Strage di San Marco in Lamis, una condanna all’ergastolo

Condannato il presunto basista, unico imputato nel processo sul massacro del Gargano del 9 agosto 2017, nel quale morirono 4 persone. Fra queste, i fratelli Luciani, testimoni involontari

Un ergastolo è stato comminato nell’ambito del processo sulla strage di San Marco in Lamis. La Corte d’Assise di Foggia ha condannato il quarantenne Giovanni Caterino, unico imputato nel procedimento, per il massacro del Gargano in cui trovarono morte violenta il boss Mario Luciano Romito e il cognato di questi, Matteo De Palma. In quella drammatica mattina del 9 agosto 2017, vennero assassinati anche i fratelli Aurelio e Luigi Luciani, lavoratori nei campi e testimoni involontari dell’agguato. L’imputato è accusato di quadruplice omicidio premeditato aggravato dal metodo mafioso e porto e detenzione di armi in concorso. Secondo l’accusa, si tratta del presunto basista del commando armato.

San Marco in Lamis, la strage

La sentenza è stata emessa dopo tre ore di camera di consiglio.
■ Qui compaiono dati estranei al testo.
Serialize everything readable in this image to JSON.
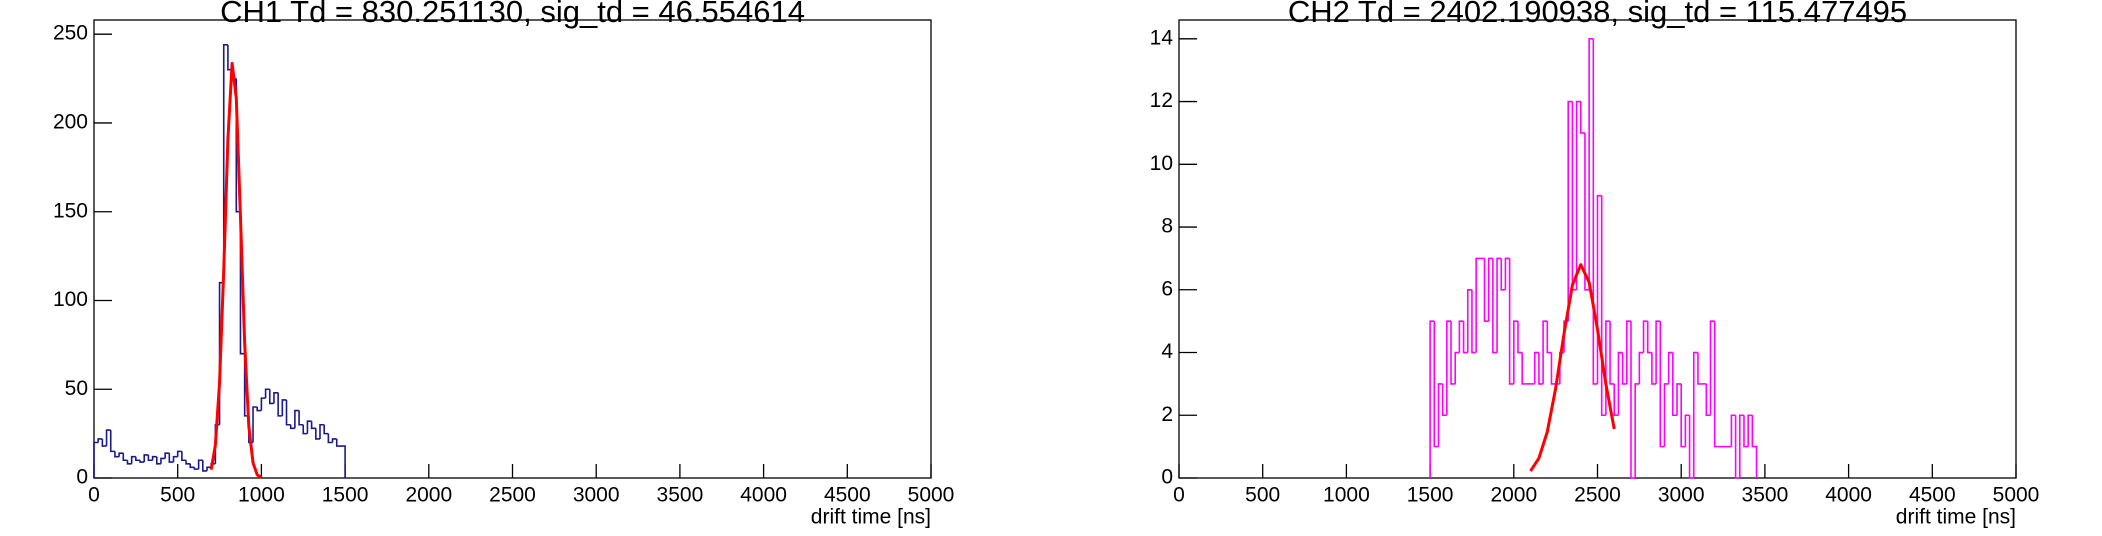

Ed è stata accolta con soddisfazione dai familiari di Aurelio e Luigi, coinvolti per una drammatica fatalità in uno dei più feroci agguati di stampo mafioso degli ultimi anni. Dopo aver assistito all’esecuzione di Romito e De Palma (trovandosi il loro furgone poco prima di quello del bersaglio), i due fratelli tentarono inutilmente di fuggire. Inseguiti e raggiunti dai sicari, furono massacrati anch’essi senza pietà a colpi di kalashnikov. L’imputato nel processo, secondo l’accusa, aiutò i sicari a trovare e raggiungere il boss che aveva seguito per giorni. Da lui, non sono arrivate confessioni né nomi. I familiari delle quattro vittime, così come la Regione Puglia, il Comune di San Marco in Lamis e l’associazione Libera, si sono costituiti parte civile nell’ambito del processo.

L’efferatezza

Il massacro del Gargano aveva di fatto acceso i riflettori sulla ferocia della mafia locale. Pochi giorni dopo la strage, l’allora ministro dell’Interno, Marco Minniti, aveva annunciato il rafforzamento delle unità investigative sul territorio, allo scopo di fronteggiare una criminalità “efferatissima e pericolosa”. La stessa autopsia svolta sul corpo dei due fratelli aveva testimoniato la brutalità degli omicidi. Aurelio, in particolare, era stato raggiunto e finito a colpi d’arma da fuoco dopo essere riuscito, pur ferito gravemente, a uscire dal suo furgone.